The Luteces then appear back in Universe B, and pull Booker into Universe A. Booker’s memory re-writes itself, and the Luteces play along in order to get him to save Elizabeth.
Now that the explanation is over, let’s get into the meat of it. The game takes 22 years after Wounded Knee, though Comstock appears to be in his 70’s. Booker is presumably ALSO 22 years after Wounded Knee, but he seems to be no older than around 40. There’s a pretty large disparity in age. Time in general is pretty tricky with this. Columbia presumably launched around 1895, meaning it only took 5 years for Comstock to build the basics of the city.
I also have to take issue with the idea of Dimensional Tears in this. You travel through dimensions a couple of times during the story, presumably leaving the past ones even more messed up than the past. Elizabeth believes she created these universes to satisfy a need, and that she’s to blame for everything wrong in them. Regardless of the case, they never bother to explain why you never run into an alternate version of Elizabeth, at one point making it seem likely to happen.
I’m not going to go into any more detail than I already have, but let’s just say that there’s a lot left to be explained, that it feels like it was inconvenient to do so, so they didn’t bother trying.
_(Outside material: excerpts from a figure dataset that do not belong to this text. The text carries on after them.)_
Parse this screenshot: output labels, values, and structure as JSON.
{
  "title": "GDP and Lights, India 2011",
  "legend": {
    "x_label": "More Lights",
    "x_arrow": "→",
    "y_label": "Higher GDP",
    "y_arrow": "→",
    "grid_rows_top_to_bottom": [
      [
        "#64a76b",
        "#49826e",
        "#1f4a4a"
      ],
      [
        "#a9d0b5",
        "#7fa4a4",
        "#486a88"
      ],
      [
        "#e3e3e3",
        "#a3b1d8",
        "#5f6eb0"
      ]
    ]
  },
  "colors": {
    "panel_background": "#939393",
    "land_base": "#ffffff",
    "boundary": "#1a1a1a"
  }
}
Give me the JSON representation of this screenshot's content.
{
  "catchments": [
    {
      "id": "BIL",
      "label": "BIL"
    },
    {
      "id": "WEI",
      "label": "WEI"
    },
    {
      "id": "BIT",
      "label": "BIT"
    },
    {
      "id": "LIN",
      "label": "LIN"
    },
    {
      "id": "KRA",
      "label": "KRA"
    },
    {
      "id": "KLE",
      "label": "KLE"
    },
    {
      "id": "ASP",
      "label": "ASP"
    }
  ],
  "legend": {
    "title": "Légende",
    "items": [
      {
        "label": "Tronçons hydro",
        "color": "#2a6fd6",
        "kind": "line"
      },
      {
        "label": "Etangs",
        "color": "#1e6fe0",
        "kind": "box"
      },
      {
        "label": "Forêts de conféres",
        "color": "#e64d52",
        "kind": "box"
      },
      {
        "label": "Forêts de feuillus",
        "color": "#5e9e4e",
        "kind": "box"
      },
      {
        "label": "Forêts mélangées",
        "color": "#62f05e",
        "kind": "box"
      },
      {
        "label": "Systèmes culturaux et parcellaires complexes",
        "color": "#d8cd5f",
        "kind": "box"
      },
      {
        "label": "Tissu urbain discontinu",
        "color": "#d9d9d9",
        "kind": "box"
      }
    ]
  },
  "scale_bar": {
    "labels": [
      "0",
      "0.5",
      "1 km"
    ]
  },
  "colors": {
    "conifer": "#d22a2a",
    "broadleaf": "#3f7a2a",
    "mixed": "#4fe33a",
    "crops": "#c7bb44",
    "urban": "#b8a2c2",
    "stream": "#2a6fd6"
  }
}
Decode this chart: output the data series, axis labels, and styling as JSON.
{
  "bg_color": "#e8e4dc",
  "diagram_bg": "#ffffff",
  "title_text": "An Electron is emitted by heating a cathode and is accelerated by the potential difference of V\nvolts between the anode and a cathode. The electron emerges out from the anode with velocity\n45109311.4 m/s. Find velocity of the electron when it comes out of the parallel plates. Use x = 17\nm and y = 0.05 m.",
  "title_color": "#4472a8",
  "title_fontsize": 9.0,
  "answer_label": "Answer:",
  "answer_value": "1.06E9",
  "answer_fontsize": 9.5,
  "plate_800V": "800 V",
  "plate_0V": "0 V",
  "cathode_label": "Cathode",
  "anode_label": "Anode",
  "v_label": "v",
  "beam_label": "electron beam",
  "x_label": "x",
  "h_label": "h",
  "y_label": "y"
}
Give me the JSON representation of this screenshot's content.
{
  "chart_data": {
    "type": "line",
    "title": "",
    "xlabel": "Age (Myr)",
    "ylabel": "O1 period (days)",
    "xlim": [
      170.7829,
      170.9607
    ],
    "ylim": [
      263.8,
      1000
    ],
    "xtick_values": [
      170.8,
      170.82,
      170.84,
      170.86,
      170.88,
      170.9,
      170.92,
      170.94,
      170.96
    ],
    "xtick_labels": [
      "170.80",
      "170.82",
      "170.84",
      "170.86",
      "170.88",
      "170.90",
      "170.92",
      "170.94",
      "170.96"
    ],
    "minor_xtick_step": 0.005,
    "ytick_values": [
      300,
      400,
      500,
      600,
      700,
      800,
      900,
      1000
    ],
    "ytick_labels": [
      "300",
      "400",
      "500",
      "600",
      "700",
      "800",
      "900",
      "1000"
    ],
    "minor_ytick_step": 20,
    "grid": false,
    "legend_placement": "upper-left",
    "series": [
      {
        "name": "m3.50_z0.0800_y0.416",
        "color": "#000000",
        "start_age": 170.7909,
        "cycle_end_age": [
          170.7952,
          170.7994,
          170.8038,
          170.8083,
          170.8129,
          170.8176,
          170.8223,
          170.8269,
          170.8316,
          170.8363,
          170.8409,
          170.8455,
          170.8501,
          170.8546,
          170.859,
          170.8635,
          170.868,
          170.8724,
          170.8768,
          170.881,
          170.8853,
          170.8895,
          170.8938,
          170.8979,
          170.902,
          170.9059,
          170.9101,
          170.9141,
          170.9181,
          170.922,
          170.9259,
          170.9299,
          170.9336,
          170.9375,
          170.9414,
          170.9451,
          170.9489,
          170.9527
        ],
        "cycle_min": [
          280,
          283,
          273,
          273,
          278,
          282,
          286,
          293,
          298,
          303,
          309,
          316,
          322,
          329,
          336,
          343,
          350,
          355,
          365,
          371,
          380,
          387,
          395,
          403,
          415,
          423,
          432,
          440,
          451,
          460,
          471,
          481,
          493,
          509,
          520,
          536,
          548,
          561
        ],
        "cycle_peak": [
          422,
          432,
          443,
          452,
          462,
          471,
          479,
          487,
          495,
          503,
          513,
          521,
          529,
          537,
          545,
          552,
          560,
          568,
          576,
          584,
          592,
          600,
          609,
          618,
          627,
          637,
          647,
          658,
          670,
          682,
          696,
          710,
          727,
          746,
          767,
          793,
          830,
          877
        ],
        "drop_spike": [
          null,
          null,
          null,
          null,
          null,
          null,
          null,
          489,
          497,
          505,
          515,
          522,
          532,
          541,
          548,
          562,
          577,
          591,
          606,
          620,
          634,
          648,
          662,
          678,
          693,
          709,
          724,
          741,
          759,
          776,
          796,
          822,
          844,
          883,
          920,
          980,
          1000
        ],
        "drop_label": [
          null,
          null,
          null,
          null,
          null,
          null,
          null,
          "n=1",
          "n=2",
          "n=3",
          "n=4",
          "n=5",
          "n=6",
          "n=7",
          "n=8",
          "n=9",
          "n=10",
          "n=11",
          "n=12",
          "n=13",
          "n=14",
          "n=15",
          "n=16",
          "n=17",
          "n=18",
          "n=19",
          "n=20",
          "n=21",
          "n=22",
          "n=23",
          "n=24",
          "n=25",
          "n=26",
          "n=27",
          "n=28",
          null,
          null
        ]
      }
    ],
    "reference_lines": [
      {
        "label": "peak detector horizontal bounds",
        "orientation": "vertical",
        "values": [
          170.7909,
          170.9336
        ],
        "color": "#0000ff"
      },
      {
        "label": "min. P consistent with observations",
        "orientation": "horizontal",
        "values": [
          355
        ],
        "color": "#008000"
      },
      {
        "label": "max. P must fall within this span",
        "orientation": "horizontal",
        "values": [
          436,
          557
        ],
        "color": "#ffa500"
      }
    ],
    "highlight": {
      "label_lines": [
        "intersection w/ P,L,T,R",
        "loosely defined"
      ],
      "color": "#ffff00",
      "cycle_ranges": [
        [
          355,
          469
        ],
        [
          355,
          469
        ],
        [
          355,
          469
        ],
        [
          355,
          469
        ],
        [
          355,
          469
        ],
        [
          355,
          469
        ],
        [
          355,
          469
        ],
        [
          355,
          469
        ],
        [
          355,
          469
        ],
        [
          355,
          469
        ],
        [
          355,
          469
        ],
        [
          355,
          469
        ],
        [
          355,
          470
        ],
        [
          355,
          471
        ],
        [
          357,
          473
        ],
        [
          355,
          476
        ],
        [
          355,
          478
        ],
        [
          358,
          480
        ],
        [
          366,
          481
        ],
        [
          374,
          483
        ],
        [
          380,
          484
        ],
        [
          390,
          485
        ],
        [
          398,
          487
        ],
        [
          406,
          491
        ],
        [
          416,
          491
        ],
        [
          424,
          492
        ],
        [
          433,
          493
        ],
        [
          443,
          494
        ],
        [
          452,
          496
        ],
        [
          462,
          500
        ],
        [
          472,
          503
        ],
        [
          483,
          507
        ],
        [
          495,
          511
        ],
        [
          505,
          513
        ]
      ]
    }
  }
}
The game ends with an explanation for the similarities between Infinite and the original, as well as giving an explanation for the title...with there being infinite alternate dimensions.
RATING: $60 game. If you liked the original, you’ll like this one. It’s a clear evolution and exactly how a sequel should be done...more but better! It has its flaws, and is not the saving grace of the gaming industry that many will undoubtedly claim it to be. I took the same issue with the original game, which was more of a rehash of System Shock 2 than a truly original story.